Maki Kaji, a Japanese publisher dubbed the “father of Sudoku” for his role in popularising the numbers puzzle Sudoku, has died of cancer at 69, his Japanese publisher has announced.
In a notice posted Monday, August 16, Nikoli said Maki Kaji died at home on August 10 after battling cancer, and a memorial service would be held at a later date.
“Mr Kaji was known as the father of Sudoku and was loved by puzzle fans all around the world,” the publisher said in a statement on its website.
Kaji was a university dropout who worked in a printing company before founding Japan’s first puzzle magazine. He took hints from an existing number puzzle to create what he later named “sudoku”.
Sudoku, a sort of numerical crossword, was invented by Swiss mathematician Leonhard Euler in the 18th century.

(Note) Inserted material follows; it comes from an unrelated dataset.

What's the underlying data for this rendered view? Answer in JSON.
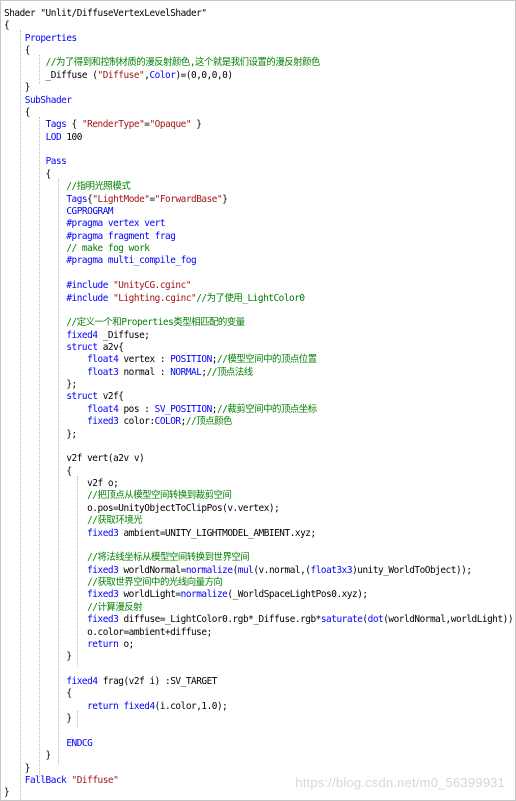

The modern version is sometimes said to have been formulated in the United States, but Kaji is credited with having popularised the puzzle.
He is also said to have come up with the name Sudoku, a contraction of a Japanese phrase meaning “each number must be single”.
The puzzle challenges people to fill a grid of 9×9 blocks, with nine boxes in each block so that all columns, both vertical and horizontal, contain the numbers one to nine without repetition. The number of filled-in figures for a grid at the start of the puzzle determines how difficult it is.
Sudoku became popular outside Japan around two decades ago after overseas newspapers began printing the puzzles. It is now praised as a way to keep mental faculties sharp, with more than 100 million people around the world estimated to try the puzzles regularly.
A world championship has been held annually since 2006.
Kaji continued to create and refine puzzles with the help of readers of his quarterly puzzle magazine. He stepped down as head of his company in July 2021 due to ill health and died from bile duct cancer on 10 August.